The Australian Financial Review ran a speculative yet hugely compelling story a couple of days ago, claiming that a couple of leading Silicon Valley experts believe the NSA (US’ National Security Agency) may have a hardware-level backdoor engineered into the products sold by two of the biggest semiconductor manufacturers around, AMD and Intel.
According to the AFR, Steve Blank, a highly-respected Silicon Valley expert, says he would “surprised” if the NSA has not embedded “back doors” into chips made and sold by AMD and Intel.
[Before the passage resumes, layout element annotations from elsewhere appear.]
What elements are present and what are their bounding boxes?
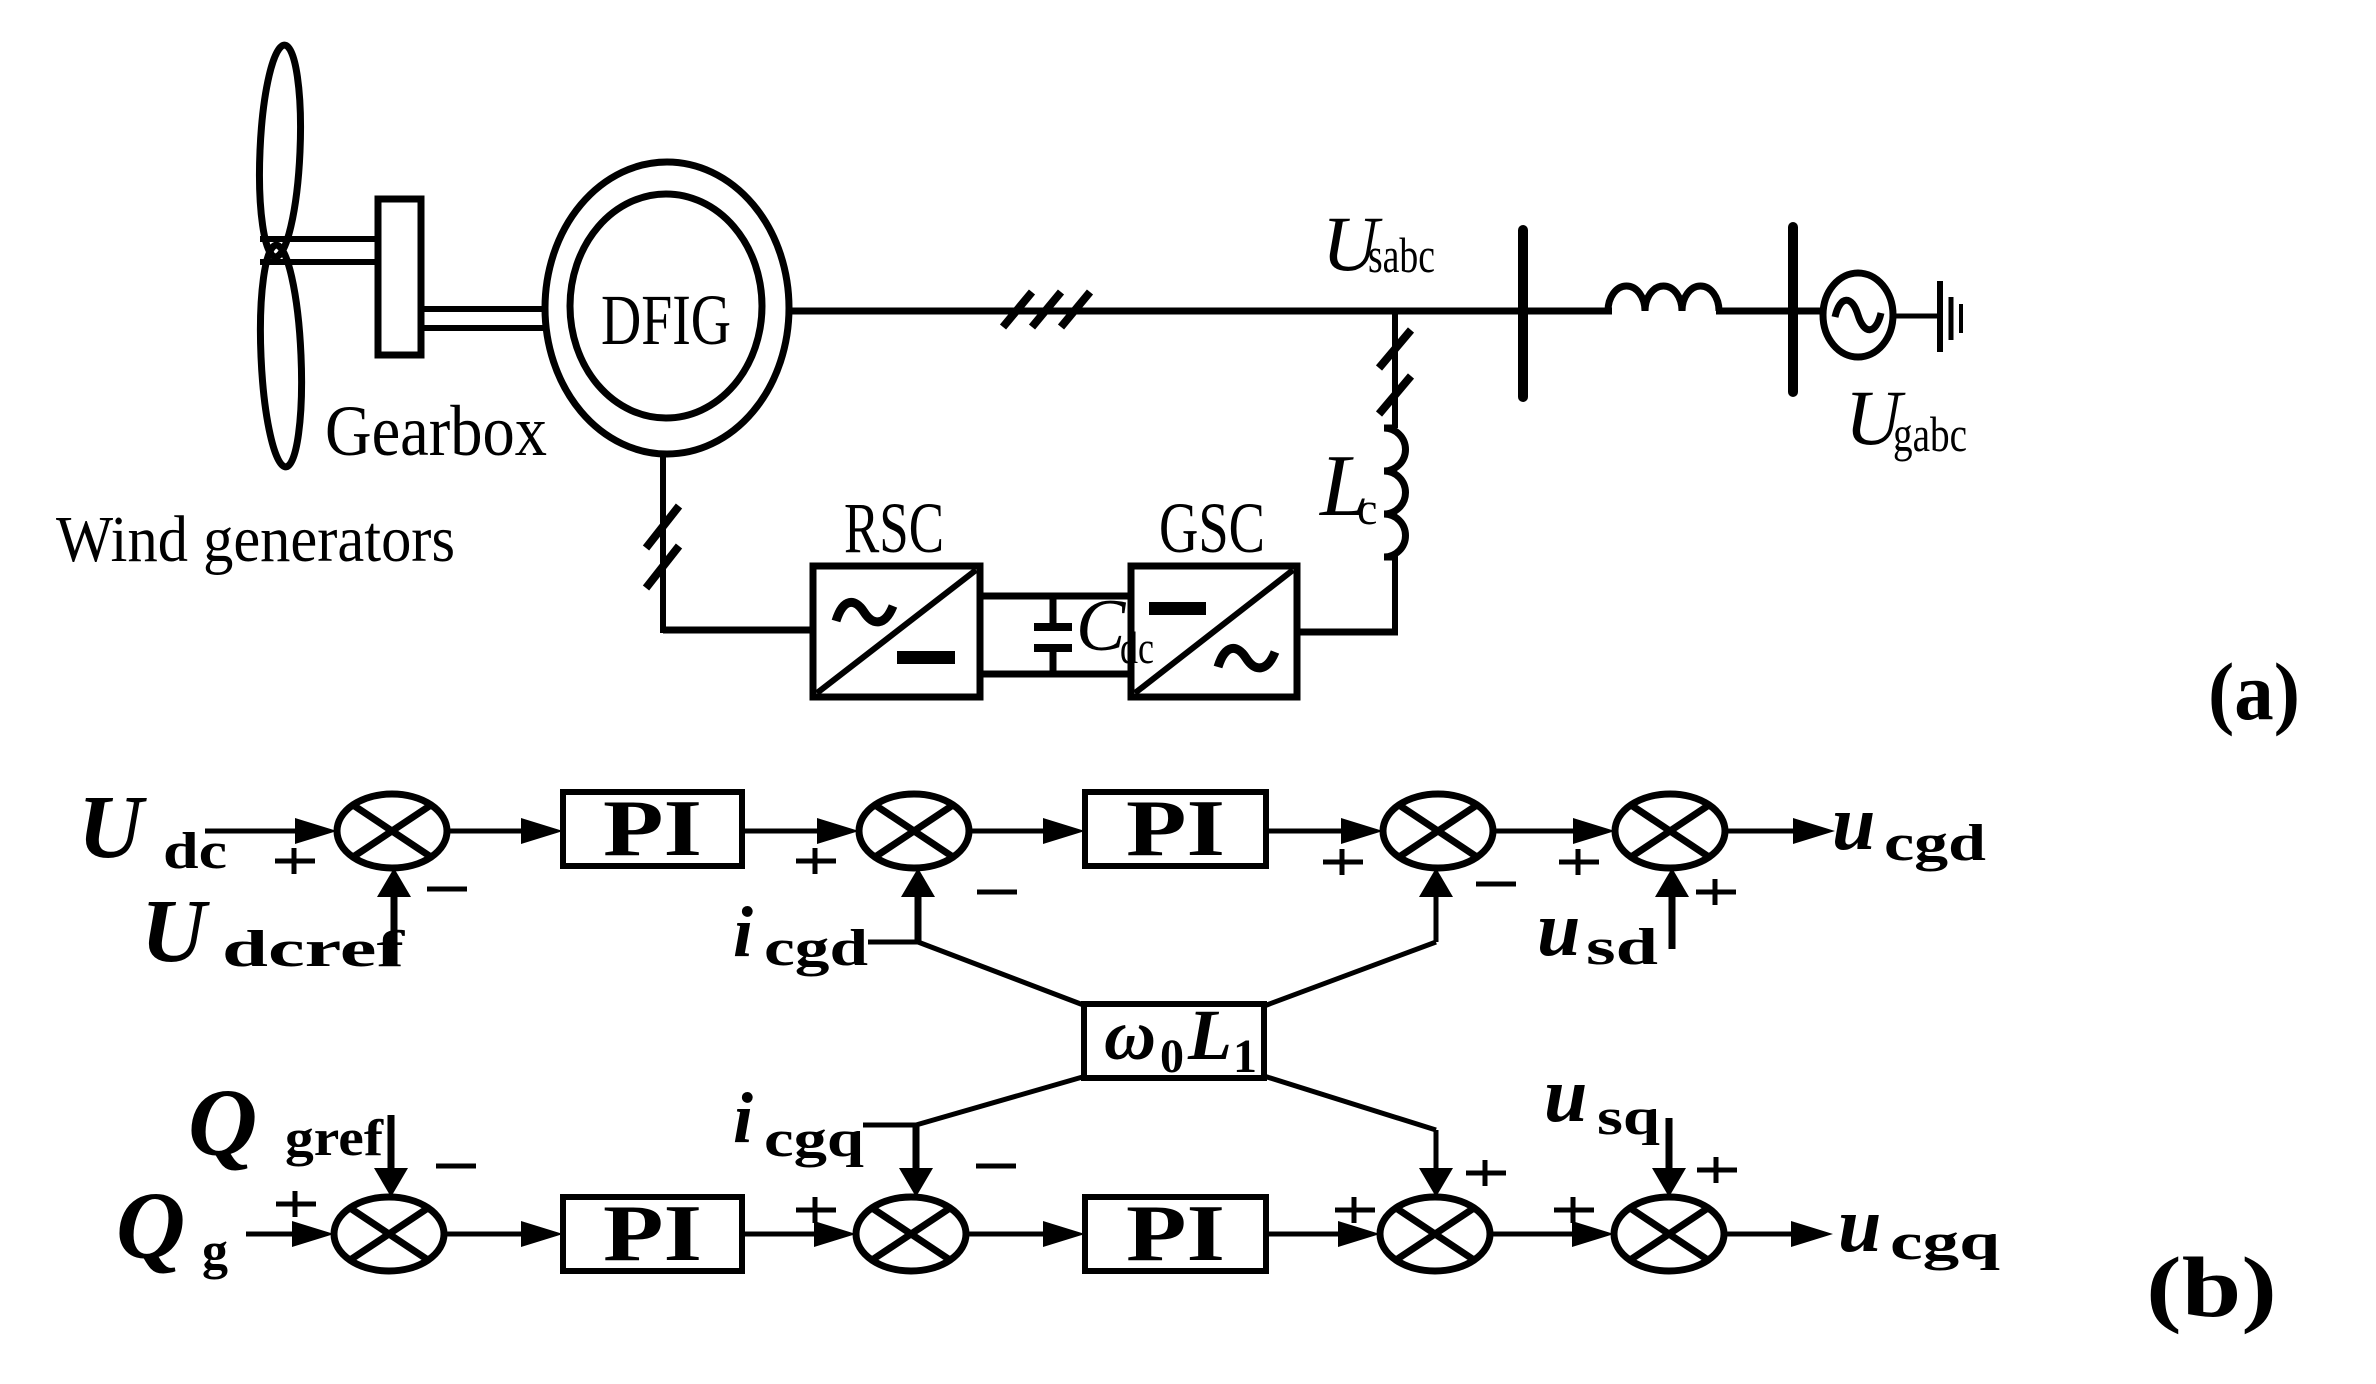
inductor Lc coil bbox=[1384, 428, 1406, 557]
ground bbox=[1937, 281, 1943, 352]
w0L1 down arrow into S3b bbox=[1434, 1130, 1439, 1172]
wire S1b to PI1b bbox=[444, 1232, 525, 1237]
plus sign at S4b input bbox=[1554, 1197, 1594, 1223]
Qgref down arrow into S1b bbox=[388, 1115, 395, 1172]
wire PI1b to S2b bbox=[742, 1232, 820, 1237]
output wire ucgd bbox=[1725, 829, 1795, 834]
usd up arrow into S4 bbox=[1669, 890, 1676, 949]
svg-text:i: i bbox=[733, 1078, 753, 1158]
plus sign at S2b input bbox=[796, 1197, 836, 1223]
summing junction S3 bbox=[1383, 794, 1493, 868]
svg-text:DFIG: DFIG bbox=[601, 280, 731, 360]
svg-text:cgd: cgd bbox=[764, 920, 868, 977]
svg-text:Q: Q bbox=[188, 1069, 257, 1176]
usq down arrow into S4b bbox=[1666, 1118, 1673, 1172]
wind turbine blade upper bbox=[255, 44, 304, 258]
svg-text:gabc: gabc bbox=[1893, 406, 1967, 462]
svg-text:PI: PI bbox=[1126, 785, 1225, 873]
block PI1 bbox=[563, 792, 742, 866]
svg-text:(a): (a) bbox=[2208, 646, 2300, 737]
svg-text:g: g bbox=[202, 1223, 228, 1280]
wire Udc to sum1 bbox=[205, 829, 300, 834]
svg-text:U: U bbox=[141, 882, 210, 981]
wire rotor to RSC bbox=[663, 627, 816, 634]
svg-text:i: i bbox=[733, 892, 753, 972]
svg-text:sq: sq bbox=[1597, 1089, 1660, 1146]
svg-text:GSC: GSC bbox=[1159, 488, 1265, 568]
wire S2b to PI2b bbox=[966, 1232, 1047, 1237]
svg-text:Wind generators: Wind generators bbox=[56, 503, 455, 576]
svg-text:cgd: cgd bbox=[1884, 815, 1986, 872]
wire S2 to PI2 bbox=[969, 829, 1047, 834]
block w0L1 bbox=[1084, 1004, 1264, 1078]
svg-text:cgq: cgq bbox=[1890, 1214, 2000, 1271]
summing junction S4b bbox=[1614, 1197, 1724, 1271]
summing junction S2 bbox=[859, 794, 969, 868]
svg-text:ω: ω bbox=[1104, 995, 1156, 1075]
minus sign at S1 bbox=[427, 887, 467, 892]
bus bar 1 bbox=[1518, 230, 1528, 397]
plus sign at S3b vertical input bbox=[1466, 1160, 1506, 1186]
Udcref up arrow into S1 bbox=[391, 890, 398, 966]
plus sign at sum3 input bbox=[1323, 849, 1363, 875]
summing junction S1b bbox=[334, 1197, 444, 1271]
bus bar 2 bbox=[1788, 227, 1798, 392]
w0L1 up arrow into S3 bbox=[1434, 890, 1439, 942]
block PI1b bbox=[563, 1197, 742, 1271]
svg-text:u: u bbox=[1537, 885, 1580, 972]
wire GSC to choke bbox=[1297, 629, 1398, 636]
svg-text:PI: PI bbox=[1126, 1190, 1225, 1278]
plus sign at sum4 input bbox=[1559, 849, 1599, 875]
svg-text:sabc: sabc bbox=[1368, 227, 1435, 283]
svg-text:sd: sd bbox=[1586, 919, 1658, 976]
plus sign at S4 vertical input bbox=[1696, 879, 1736, 905]
summing junction S3b bbox=[1380, 1197, 1490, 1271]
minus sign at S1b bbox=[436, 1164, 476, 1169]
converter GSC box bbox=[1131, 566, 1297, 697]
svg-text:u: u bbox=[1832, 779, 1875, 866]
svg-text:1: 1 bbox=[1233, 1030, 1257, 1083]
plus sign at sum1 input bbox=[275, 848, 315, 874]
wire icgq horizontal bbox=[863, 1123, 916, 1128]
wire S3b to S4b bbox=[1490, 1232, 1576, 1237]
block PI2 bbox=[1085, 792, 1266, 866]
svg-text:PI: PI bbox=[603, 785, 702, 873]
dc-link wires between RSC and GSC bbox=[980, 593, 1131, 600]
wire icgd horizontal bbox=[868, 940, 918, 945]
wire PI2 to sum3 bbox=[1266, 829, 1345, 834]
low-speed shaft (hub to gearbox) bbox=[260, 236, 380, 242]
three-phase slashes on stator wire bbox=[1003, 292, 1032, 327]
crossover diagonal icgd to w0L1 bbox=[918, 942, 1086, 1006]
high-speed shaft (gearbox to DFIG) bbox=[421, 306, 560, 312]
svg-text:U: U bbox=[78, 778, 147, 877]
generator DFIG outer circle bbox=[545, 162, 789, 454]
stator main wire bbox=[788, 308, 1612, 315]
converter RSC box bbox=[813, 566, 980, 697]
crossover diagonal w0L1 to S3b bbox=[1264, 1076, 1436, 1130]
minus sign at S3 bbox=[1476, 882, 1516, 887]
wire Qg to S1b bbox=[246, 1232, 296, 1237]
svg-text:dc: dc bbox=[1120, 622, 1154, 673]
summing junction S1 bbox=[337, 794, 447, 868]
plus sign at S1b input bbox=[276, 1191, 316, 1217]
gearbox bbox=[378, 199, 421, 355]
plus sign at S3b input bbox=[1335, 1197, 1375, 1223]
crossover diagonal icgq to w0L1 bbox=[916, 1076, 1086, 1125]
wire S1 to PI1 bbox=[447, 829, 525, 834]
svg-text:u: u bbox=[1838, 1181, 1881, 1268]
capacitor Cdc bbox=[1050, 596, 1057, 624]
slashes on rotor wire bbox=[646, 506, 679, 548]
summing junction S4 bbox=[1615, 794, 1725, 868]
block PI2b bbox=[1085, 1197, 1266, 1271]
svg-text:L: L bbox=[1187, 995, 1232, 1075]
svg-text:(b): (b) bbox=[2146, 1239, 2277, 1335]
svg-text:RSC: RSC bbox=[844, 488, 944, 568]
icgq down arrow into S2b bbox=[913, 1125, 920, 1172]
svg-text:cgq: cgq bbox=[764, 1111, 864, 1168]
svg-text:gref: gref bbox=[285, 1110, 384, 1167]
wire source to ground bbox=[1893, 314, 1938, 319]
generator DFIG inner circle bbox=[570, 194, 762, 418]
output wire ucgq bbox=[1724, 1232, 1793, 1237]
svg-text:0: 0 bbox=[1160, 1030, 1184, 1083]
crossover diagonal w0L1 to S3 bbox=[1264, 942, 1436, 1006]
vertical branch wire from Usabc node bbox=[1392, 311, 1398, 428]
svg-text:PI: PI bbox=[603, 1190, 702, 1278]
wire PI1 to sum2 bbox=[742, 829, 823, 834]
slashes on branch wire bbox=[1379, 330, 1411, 368]
svg-text:dcref: dcref bbox=[222, 921, 405, 978]
line inductor (transformer) bbox=[1608, 286, 1719, 311]
wind turbine blade lower bbox=[256, 244, 306, 468]
wire S3 to sum4 bbox=[1493, 829, 1577, 834]
rotor wire from DFIG bottom bbox=[660, 452, 666, 633]
minus sign at S2b bbox=[976, 1164, 1016, 1169]
plus sign at sum2 input bbox=[796, 848, 836, 874]
icgd up arrow into S2 bbox=[915, 890, 922, 942]
svg-text:u: u bbox=[1544, 1051, 1587, 1138]
wire PI2b to S3b bbox=[1266, 1232, 1342, 1237]
svg-text:Gearbox: Gearbox bbox=[325, 391, 547, 471]
summing junction S2b bbox=[856, 1197, 966, 1271]
grid source Ugabc bbox=[1823, 273, 1893, 357]
svg-text:c: c bbox=[1357, 483, 1377, 534]
plus sign at S4b vertical input bbox=[1697, 1157, 1737, 1183]
minus sign at S2 bbox=[977, 890, 1017, 895]
svg-text:Q: Q bbox=[116, 1172, 185, 1279]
Such back doors could give the NSA “the possibility to access and control machines,” says the AFR article.
This comes off the heels of another AFR story stating that Lenovo-manufactured computers have been banned from “secret” and “top secret” networks of the intelligence and defense services of various countries, including Australia, the USA, Great Britain, Canada, and New Zealand because of concerns that they could be easily hacked. Lenovo is a Chinese company.
Another boffin, Jonathan Brossard, supports Blank’s speculative opinion. He reportedly has independently concluded that CPU back doors are “attractive attack vectors.” Brossard is an internationally renowned security research engineer, per the AFR.
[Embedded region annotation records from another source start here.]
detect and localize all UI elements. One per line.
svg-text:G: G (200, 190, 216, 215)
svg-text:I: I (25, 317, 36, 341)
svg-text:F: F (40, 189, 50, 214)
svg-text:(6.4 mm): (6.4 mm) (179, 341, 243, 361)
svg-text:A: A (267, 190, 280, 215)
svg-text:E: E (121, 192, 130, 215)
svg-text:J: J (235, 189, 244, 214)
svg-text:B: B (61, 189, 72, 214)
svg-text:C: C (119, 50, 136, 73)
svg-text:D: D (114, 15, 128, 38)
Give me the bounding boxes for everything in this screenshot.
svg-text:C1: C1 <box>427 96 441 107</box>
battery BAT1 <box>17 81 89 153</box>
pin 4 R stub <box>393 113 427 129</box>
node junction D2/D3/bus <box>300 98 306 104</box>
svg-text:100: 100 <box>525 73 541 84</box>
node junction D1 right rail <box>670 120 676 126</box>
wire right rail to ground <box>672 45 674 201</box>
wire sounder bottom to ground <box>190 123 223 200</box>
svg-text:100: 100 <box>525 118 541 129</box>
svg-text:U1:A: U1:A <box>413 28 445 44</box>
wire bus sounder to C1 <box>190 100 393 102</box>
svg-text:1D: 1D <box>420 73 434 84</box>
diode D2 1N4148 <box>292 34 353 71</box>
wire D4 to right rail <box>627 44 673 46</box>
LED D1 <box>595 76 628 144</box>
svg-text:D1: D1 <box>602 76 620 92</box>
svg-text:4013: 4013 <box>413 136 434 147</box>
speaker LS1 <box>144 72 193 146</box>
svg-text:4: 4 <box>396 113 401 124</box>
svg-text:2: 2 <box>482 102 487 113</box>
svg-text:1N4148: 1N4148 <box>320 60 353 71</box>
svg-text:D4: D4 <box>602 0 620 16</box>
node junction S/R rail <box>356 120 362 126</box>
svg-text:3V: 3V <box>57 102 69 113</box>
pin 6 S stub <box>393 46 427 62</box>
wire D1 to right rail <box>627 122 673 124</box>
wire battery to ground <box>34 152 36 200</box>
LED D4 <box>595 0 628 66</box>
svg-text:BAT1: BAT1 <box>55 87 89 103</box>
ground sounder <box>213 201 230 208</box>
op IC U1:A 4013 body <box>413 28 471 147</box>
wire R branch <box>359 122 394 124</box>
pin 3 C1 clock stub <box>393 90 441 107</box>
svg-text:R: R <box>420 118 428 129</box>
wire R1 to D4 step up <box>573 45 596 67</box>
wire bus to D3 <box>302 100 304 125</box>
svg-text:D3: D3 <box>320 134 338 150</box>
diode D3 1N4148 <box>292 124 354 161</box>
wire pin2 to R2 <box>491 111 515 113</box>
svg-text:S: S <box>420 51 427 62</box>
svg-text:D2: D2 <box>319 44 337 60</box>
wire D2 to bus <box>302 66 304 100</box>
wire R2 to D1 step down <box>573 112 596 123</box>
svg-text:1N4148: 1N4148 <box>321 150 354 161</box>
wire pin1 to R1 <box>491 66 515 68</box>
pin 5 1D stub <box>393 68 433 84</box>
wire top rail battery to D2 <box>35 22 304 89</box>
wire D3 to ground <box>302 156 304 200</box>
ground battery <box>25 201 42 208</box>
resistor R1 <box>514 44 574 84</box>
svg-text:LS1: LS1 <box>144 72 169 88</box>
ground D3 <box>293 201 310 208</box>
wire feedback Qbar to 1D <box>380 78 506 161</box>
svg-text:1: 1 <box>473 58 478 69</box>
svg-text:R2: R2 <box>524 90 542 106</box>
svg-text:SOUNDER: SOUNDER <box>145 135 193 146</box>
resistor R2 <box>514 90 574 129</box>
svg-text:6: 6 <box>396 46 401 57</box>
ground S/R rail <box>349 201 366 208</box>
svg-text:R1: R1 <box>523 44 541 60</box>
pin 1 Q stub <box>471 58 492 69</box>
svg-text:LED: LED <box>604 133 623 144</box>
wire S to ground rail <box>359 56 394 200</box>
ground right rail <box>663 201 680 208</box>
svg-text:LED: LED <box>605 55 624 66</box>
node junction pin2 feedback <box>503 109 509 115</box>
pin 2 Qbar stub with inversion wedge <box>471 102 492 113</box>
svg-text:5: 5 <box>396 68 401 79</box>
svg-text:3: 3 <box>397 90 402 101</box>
For its part, Intel says there is “no basis for these highly speculative claims.”
The AFR has gone into some impressive depth and detail in describing the mechanism behind exploiting these theoretical CPU back doors present in virtually all of the world’s PCs.
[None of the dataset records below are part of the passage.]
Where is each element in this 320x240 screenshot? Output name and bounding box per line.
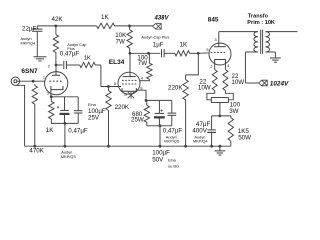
svg-text:10W: 10W (231, 79, 244, 86)
svg-text:MKP/QS: MKP/QS (61, 154, 77, 159)
svg-text:1024V: 1024V (270, 80, 289, 87)
svg-text:MKP/QS: MKP/QS (164, 138, 180, 143)
svg-text:220K: 220K (115, 104, 130, 111)
svg-text:2: 2 (48, 64, 51, 69)
svg-text:1K: 1K (180, 42, 188, 49)
svg-text:3: 3 (47, 91, 50, 96)
svg-text:MKP/Q4: MKP/Q4 (21, 40, 37, 45)
svg-text:ou BG: ou BG (168, 163, 179, 168)
svg-text:470K: 470K (29, 148, 44, 155)
svg-text:1K: 1K (101, 14, 109, 21)
svg-text:MKP/Q4: MKP/Q4 (193, 138, 209, 143)
svg-text:220K: 220K (168, 85, 183, 92)
svg-text:1K: 1K (46, 127, 54, 134)
svg-text:Prim : 10K: Prim : 10K (247, 20, 275, 26)
svg-text:10W: 10W (198, 85, 211, 92)
svg-text:Elna: Elna (88, 102, 97, 107)
svg-text:EL34: EL34 (109, 59, 125, 66)
svg-text:1K: 1K (84, 55, 91, 61)
svg-text:Audyn Cap Plus: Audyn Cap Plus (141, 34, 169, 39)
svg-text:Elna: Elna (168, 157, 177, 162)
svg-text:2: 2 (210, 64, 213, 69)
svg-text:5: 5 (114, 81, 117, 86)
svg-text:25W: 25W (131, 117, 144, 124)
svg-text:6SN7: 6SN7 (21, 68, 38, 75)
svg-text:4: 4 (141, 76, 144, 81)
svg-text:845: 845 (208, 17, 219, 24)
svg-text:0,47µF: 0,47µF (60, 50, 80, 57)
svg-text:3W: 3W (229, 108, 238, 115)
svg-text:4: 4 (227, 63, 230, 68)
svg-text:42K: 42K (52, 16, 64, 23)
svg-text:7W: 7W (138, 60, 147, 67)
svg-text:22µF: 22µF (22, 26, 36, 33)
svg-text:7W: 7W (116, 39, 125, 46)
svg-text:Transfo: Transfo (248, 13, 269, 19)
svg-text:3: 3 (214, 37, 217, 42)
svg-text:50V: 50V (152, 156, 164, 163)
svg-text:0,47µF: 0,47µF (68, 127, 88, 134)
svg-text:25V: 25V (88, 115, 100, 122)
svg-text:1µF: 1µF (153, 42, 164, 49)
svg-text:438V: 438V (154, 16, 170, 22)
svg-text:50W: 50W (238, 135, 251, 142)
Basically, because a processor’s microcode can be modified through official channels – either through Microsoft as a security update, or by a manufacturer-issued patch – it’s fairly easy to gain access to any machine running either an AMD or Intel CPU. As the AFR notes, the NSA has been “exceptionally thorough nailing down every conceivable way to tap into communications.” Quite curiously, AMD and Intel are two of the most notable absences on the list of high-profile tech firms fingered in the highly-publicized PRISM leaks a couple of months ago.
Brossard says, quite chillingly, “If you want to own the entire internet, this is how you do it because most people run Wintel.”